Importing a workflow into n8n via CLI

docker exec n8n n8n import:workflow --input=/tmp/<file>.json after docker cp-ing into the container. Workflow JSON must have a top-level id field in nanoid format (16 chars alphanumeric, mixed case — NOT plain hex). After import, activate with docker exec n8n n8n update:workflow --id=<id> --active=true THEN docker compose restart (n8n caches workflow state in memory; DB updates don't take effect without restart).

UI import is more forgiving — picks up missing fields automatically.

Test workflow

forge-hello (id NtWVpdFuOXFVALXm) — POST /webhook/forge-hello, validates X-Forge-Auth header against $env.FORGE_WEBHOOK_SECRET, returns {ok, received, ts}. Use to validate plumbing after changes.
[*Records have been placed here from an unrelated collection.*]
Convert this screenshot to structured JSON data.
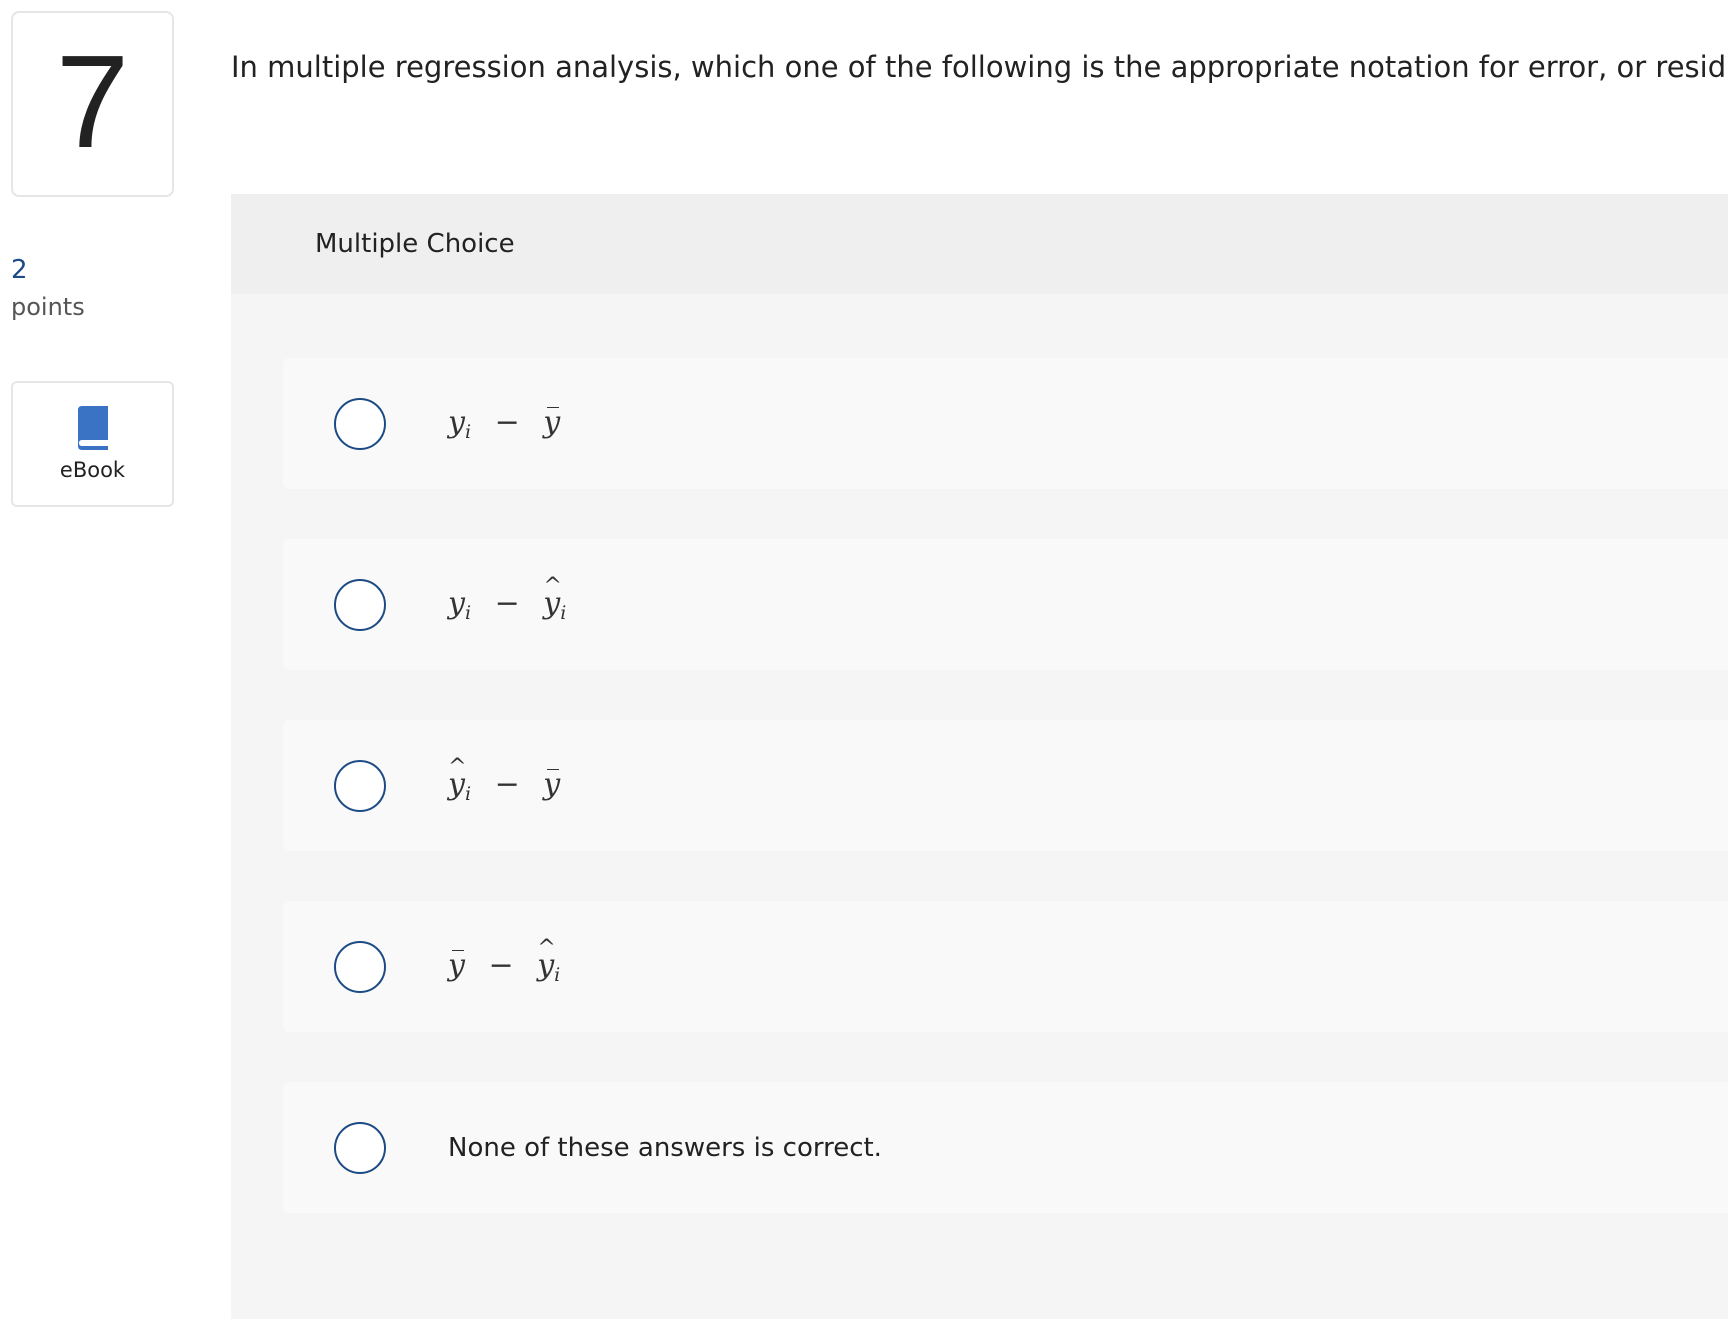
{
  "question": {
    "number": "7",
    "points_value": "2",
    "points_label": "points",
    "ebook_label": "eBook",
    "prompt": "In multiple regression analysis, which one of the following is the appropriate notation for error, or residual?"
  },
  "answer_panel": {
    "header": "Multiple Choice",
    "options": [
      {
        "a": "y",
        "a_sub": "i",
        "a_accent": "",
        "op": "−",
        "b": "y",
        "b_sub": "",
        "b_accent": "bar"
      },
      {
        "a": "y",
        "a_sub": "i",
        "a_accent": "",
        "op": "−",
        "b": "y",
        "b_sub": "i",
        "b_accent": "hat"
      },
      {
        "a": "y",
        "a_sub": "i",
        "a_accent": "hat",
        "op": "−",
        "b": "y",
        "b_sub": "",
        "b_accent": "bar"
      },
      {
        "a": "y",
        "a_sub": "",
        "a_accent": "bar",
        "op": "−",
        "b": "y",
        "b_sub": "i",
        "b_accent": "hat"
      },
      {
        "text": "None of these answers is correct."
      }
    ]
  },
  "colors": {
    "accent": "#1b4a84",
    "panel_bg": "#f5f5f5",
    "option_bg": "#f9f9f9"
  },
  "icons": {
    "ebook": "book-icon"
  }
}
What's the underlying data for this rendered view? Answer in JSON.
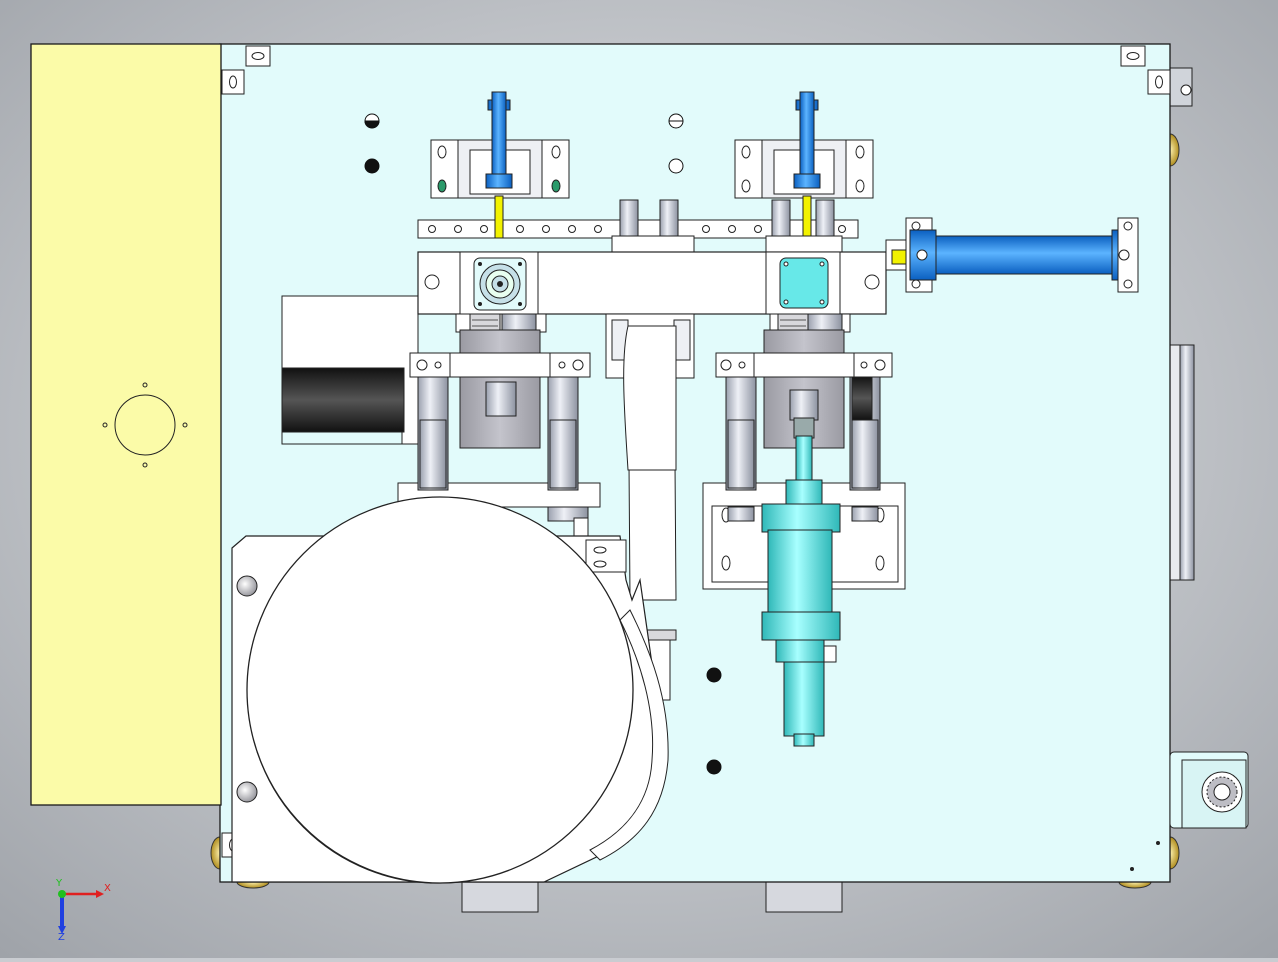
{
  "viewport": {
    "background": "#c9ccd1",
    "background_edge": "#9ea2a8"
  },
  "colors": {
    "base_plate": "#e2fbfb",
    "side_panel": "#fbfba8",
    "part_white": "#ffffff",
    "part_grey": "#d8d8dc",
    "steel": "#c8ccd6",
    "cylinder_blue": "#1e90ff",
    "cylinder_cyan": "#67e8e8",
    "dark_part": "#2a2a2a",
    "brass": "#d4b64a",
    "axis_x": "#e02020",
    "axis_y": "#20c020",
    "axis_z": "#2040e0",
    "outline": "#1a1a1a"
  },
  "triad": {
    "x_label": "X",
    "y_label": "Y",
    "z_label": "Z"
  },
  "icons": {
    "orientation": "orientation-triad-icon"
  }
}
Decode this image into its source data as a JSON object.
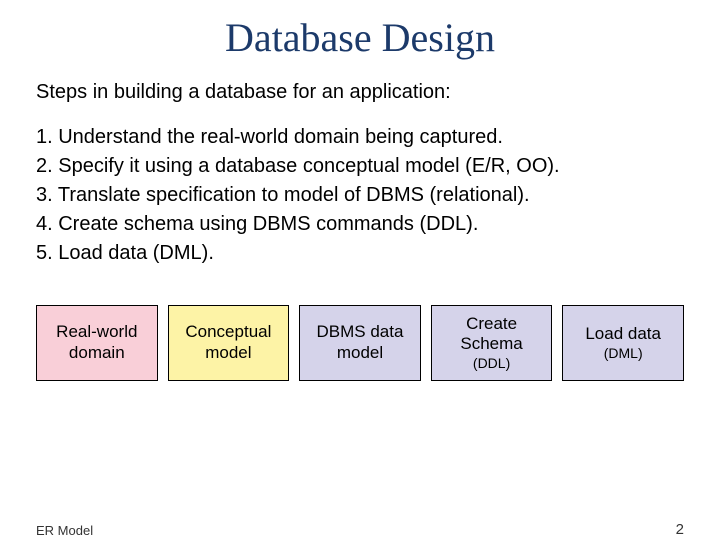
{
  "title": "Database Design",
  "subtitle": "Steps in building a database for an application:",
  "steps": [
    "1. Understand the real-world domain being captured.",
    "2. Specify it using a database conceptual model (E/R, OO).",
    "3. Translate specification to model of DBMS (relational).",
    "4. Create schema using DBMS commands (DDL).",
    "5. Load data (DML)."
  ],
  "boxes": [
    {
      "line1": "Real-world",
      "line2": "domain",
      "sub": ""
    },
    {
      "line1": "Conceptual",
      "line2": "model",
      "sub": ""
    },
    {
      "line1": "DBMS data",
      "line2": "model",
      "sub": ""
    },
    {
      "line1": "Create",
      "line2": "Schema",
      "sub": "(DDL)"
    },
    {
      "line1": "Load data",
      "line2": "",
      "sub": "(DML)"
    }
  ],
  "footer": {
    "left": "ER Model",
    "right": "2"
  }
}
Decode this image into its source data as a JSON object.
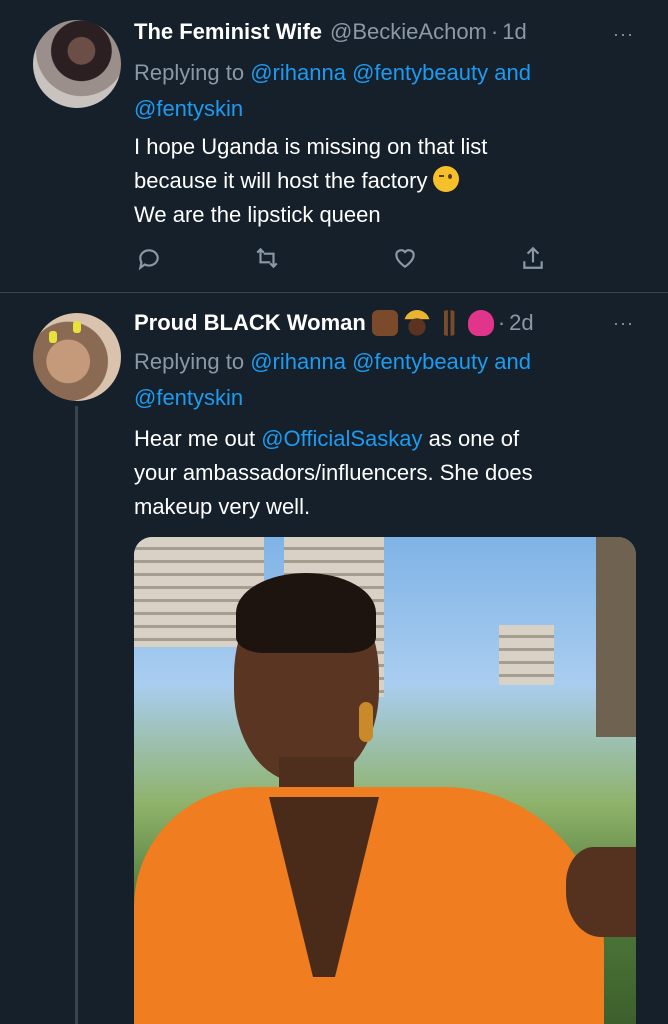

scripts/n8n/call.sh forge-hello '{"msg":"ping"}'
# → {"ok":true,"received":{"msg":"ping"},"ts":"..."}

Phase 1 hardening — COMPLETE 2026-04-27

  1. Cloudflare Zero Trust Access on n8n.justinkrystal.com — email auth → [email protected]. External hits get 302 to justinkrystal.cloudflareaccess.com/cdn-cgi/access/login/.... Internal LAN (http://192.168.86.82:5678) bypasses CF entirely so forge agents stay fast.
  2. Encryption key offsite (NordPass) — ukTaUYAykQeG187laylhkUUZwRRlEysJ
  3. n8n moved from n8n.justinwieb.comn8n.justinkrystal.com via media-server tunnel; forge-n8n tunnel + cloudflared on n8n LXC retired
  4. n8n login MFA enabled
  5. Webhook secret in NordPass

Next gate before OAuth credentials: Phase 0 account-level hardening on the two Gmail accounts ([email protected] + [email protected]) — printed backup codes, hardware key enrollment, recovery email = Vault, audit existing OAuth grants.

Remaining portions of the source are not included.